Insight into the efficient transfection activity of a designed low aggregated magnetic polyethyleneimine/DNA complex in serum-containing medium and the application in vivo†
Abstract
A designed low aggregated magnetic polyethyleneimine/DNA (MPD-cc) complex showed efficient transfection in serum-containing medium for PEI-mediated gene transfection in vitro and in vivo, but the mechanism remains unclear. The present study provides an insight into the extracellular and intracellular fates of the magnetic gene complexes, evaluates their transfection efficiency and body distribution after systemic administration assisted by fluorescent imaging technology. The PEI cationic complexes in our study switched to be negatively charged in the serum-containing medium due to protein corona formation, and the complexes displayed negligible aggregation from transmission electron microscopy observation and dynamic light scattering analysis. However, the SDS-polyacrylamide gel electrophoresis (SDS-PAGE) showed that less protein was adsorbed on the magnetic gene complexes during a 10 min magnetofection compared with that associated with traditional polyethyleneimine/DNA (PD) complexes after a long-term (4 h) incubation.
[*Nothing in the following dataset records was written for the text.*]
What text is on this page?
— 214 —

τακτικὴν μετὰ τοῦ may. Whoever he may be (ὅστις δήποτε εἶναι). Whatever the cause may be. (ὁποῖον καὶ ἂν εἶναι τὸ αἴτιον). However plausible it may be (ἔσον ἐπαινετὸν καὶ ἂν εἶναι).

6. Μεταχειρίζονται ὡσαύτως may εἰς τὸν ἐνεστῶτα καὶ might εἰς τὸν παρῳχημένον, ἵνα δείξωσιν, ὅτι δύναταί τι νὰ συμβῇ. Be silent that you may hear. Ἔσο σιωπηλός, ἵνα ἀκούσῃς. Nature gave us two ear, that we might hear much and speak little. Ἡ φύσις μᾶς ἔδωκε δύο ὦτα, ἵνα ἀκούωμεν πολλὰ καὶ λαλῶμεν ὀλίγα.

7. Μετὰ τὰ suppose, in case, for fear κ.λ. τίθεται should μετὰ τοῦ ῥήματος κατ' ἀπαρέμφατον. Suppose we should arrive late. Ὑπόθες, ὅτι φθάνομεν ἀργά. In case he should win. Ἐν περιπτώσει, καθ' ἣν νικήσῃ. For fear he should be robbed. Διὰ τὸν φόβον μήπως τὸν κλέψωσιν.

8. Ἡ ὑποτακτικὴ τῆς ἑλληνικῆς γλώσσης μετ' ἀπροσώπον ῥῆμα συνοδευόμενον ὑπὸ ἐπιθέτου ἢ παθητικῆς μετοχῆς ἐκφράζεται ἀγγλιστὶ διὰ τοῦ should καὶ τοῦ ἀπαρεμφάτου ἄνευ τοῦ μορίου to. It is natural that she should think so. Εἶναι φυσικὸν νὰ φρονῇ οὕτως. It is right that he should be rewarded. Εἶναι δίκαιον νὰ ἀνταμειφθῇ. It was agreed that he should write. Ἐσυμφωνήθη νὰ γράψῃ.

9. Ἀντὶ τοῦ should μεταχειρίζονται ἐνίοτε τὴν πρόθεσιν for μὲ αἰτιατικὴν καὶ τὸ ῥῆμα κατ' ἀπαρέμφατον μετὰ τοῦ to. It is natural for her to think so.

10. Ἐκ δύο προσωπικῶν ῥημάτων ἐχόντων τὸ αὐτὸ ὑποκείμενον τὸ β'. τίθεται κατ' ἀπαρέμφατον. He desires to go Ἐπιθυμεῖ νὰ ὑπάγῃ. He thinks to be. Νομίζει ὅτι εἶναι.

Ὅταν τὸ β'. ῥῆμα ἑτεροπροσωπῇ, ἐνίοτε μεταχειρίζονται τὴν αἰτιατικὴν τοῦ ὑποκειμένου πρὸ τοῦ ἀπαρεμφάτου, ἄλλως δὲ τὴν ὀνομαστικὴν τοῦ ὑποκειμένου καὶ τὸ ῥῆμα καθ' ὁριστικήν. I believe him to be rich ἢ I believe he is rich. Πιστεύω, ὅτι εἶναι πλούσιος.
In terms of cellular uptake and internalization evaluation by flow cytometry, magnetofection with our designed MPD-cc complexes showed obvious superiority in the presence of serum, compared to traditional transfection (PD complexes). Moreover, confocal laser scanning microscopy revealed that after internalization, fewer MPD-cc with magnetofection were trapped in the endosome and more found in the nucleus compared to the PD and MPD-cc without the magnetic field. Putting these facts together, we conclude that magnetofection by the designed MPD-cc complexes facilitates many processes of transfection, including less protein adsorption, efficient cellular sedimentation and internalization, as well as endosomal escape and nuclear import. In the near infrared imaging study, it was observed that the accumulation of complexes in tumors by magnetic capture was enhanced in vivo. All of these improved in vitro and in vivo functions contributed to a 5-fold enhancement in magnetofection via intravenous delivery.